TOKYO (Reuters) – Japan’s two biggest car manufacturers, Toyota Motor <7203.T> and Honda Motor <7267.T> on Friday more than doubled their operating profit forecasts, helped by recovering demand in China as it rebounds from the coronavirus pandemic.
While China’s trade friction and worsening ties with the United States put pressure on Japanese companies to pull back from doing business there, China’s rapid economic rebound could instead, deepen corporate Japan’s dependence on the world’s No. 2 economy, say analysts.
Although still weaker than last year, auto sales in the world’s biggest auto market have grown for six straight months, jumping 12.8 percent in September.
China’s overall economic recovery has also accelerated, expanding by 4.9% in the July-September quarter, compared with 3.2 percent in the previous three months.
Toyota has seen demand in China increase for its electric cars and Lexus luxury brand, while Honda said it has benefited from demand there for models such as its Vezel subcompact crossover sports utility.
Helped by that and following an improvement in quarterly earnings from the previous three months, Toyota said it now expects an operating profit of 1.3 trillion yen ($12.6 billion) for the year through March, 2021, up from the 500 billion it predicted previously. Operating profit for the previous financial year was 2.47 trillion yen.

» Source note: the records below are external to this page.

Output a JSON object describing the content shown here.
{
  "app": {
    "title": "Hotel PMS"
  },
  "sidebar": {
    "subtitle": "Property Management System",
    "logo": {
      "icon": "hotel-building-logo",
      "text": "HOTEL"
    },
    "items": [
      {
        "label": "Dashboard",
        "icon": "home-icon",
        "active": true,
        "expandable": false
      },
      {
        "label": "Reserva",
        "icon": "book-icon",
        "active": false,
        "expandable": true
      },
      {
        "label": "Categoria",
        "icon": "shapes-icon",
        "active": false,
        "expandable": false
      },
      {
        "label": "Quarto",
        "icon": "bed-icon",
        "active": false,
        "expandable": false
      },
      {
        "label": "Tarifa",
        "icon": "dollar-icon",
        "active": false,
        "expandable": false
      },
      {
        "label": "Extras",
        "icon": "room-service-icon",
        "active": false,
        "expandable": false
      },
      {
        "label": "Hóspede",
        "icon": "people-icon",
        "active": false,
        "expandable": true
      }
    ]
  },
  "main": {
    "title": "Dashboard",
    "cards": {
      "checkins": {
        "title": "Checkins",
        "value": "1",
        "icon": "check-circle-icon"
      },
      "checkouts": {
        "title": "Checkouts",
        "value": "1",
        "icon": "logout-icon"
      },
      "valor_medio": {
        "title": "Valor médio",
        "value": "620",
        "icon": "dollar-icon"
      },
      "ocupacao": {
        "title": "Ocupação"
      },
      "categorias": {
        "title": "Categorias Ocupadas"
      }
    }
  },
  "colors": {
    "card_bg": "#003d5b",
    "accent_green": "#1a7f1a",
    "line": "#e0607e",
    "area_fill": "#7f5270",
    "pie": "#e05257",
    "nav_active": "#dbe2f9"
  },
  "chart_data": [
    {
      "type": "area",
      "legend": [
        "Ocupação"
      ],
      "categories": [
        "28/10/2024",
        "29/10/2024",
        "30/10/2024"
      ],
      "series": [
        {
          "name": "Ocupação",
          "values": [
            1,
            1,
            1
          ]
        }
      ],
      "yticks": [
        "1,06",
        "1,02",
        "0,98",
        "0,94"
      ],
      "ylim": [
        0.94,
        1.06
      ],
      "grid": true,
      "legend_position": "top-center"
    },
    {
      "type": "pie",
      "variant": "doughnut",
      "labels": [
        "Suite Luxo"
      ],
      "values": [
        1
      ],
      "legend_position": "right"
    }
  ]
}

That topped the 1.25 trillion yen average estimate for full-year profit from 26 analysts polled by Refinitiv.
“If you compare our second quarter with the first you can see a dramatic recovery,” Toyota’s Operating Officer Kenta Kon said during an online press briefing after Japan’s biggest carmaker released its results.
The maker of the RAV4 sports utility vehicle (SUV) crossover and the Prius gasoline hybrid now expects to sell 9.42 million cars worldwide this year – up 3.5% from a previous forecast of 9.1 million, although still below 10.46 million sold last year.
Honda now expects full-year operating profit of 420 billion yen compared with an earlier prediction for 200 billion yen.
A need to win more business in China’s automarket is also driving model design and technology research at automakers in Japan and elsewhere, including an accelerating shift to electrical cars as China moves to carbon neutrality by 2060.
A senior Toyota executive in China said in September that annual global sales of electrified vehicles could reach 5.5 million in 2025, five years earlier than initially planned..
Honda wants two-thirds of its production to be new-energy vehicles by 2030, a shift in strategy that prompted it last month to end its participation as an engine supplier in the FIA Formula One World Championship.
Nissan Motor Co <7201.T> last month said it would launch a slew of new vehicles in China over the next five years including electrical cars, as it draws back from the global expansion pushed by ousted chairman Carlos Ghost.
Nissan reports its second quarter results on Thursday.
Although more optimistic about their outlooks, both Toyota and Honda cautioned about the risk still posed by the ongoing coronavirus pandemic as infection rates rise in the United States and elsewhere.
“The surge in coronavirus cases is a concern, particularly in Europe,” Honda’s Executive Vice President Seiji Kuraishi said during an online press briefing.
That sentiment is also shared by some investors.
“Given the yen’s appreciation (versus the dollar) and a resurgence of the coronavirus, we have to consider the profit forecast revision cautiously,” said Kazuo Kamiya, a fund manager at Nomura Securities.
A strong yen reduces the value of sales booked in the United States.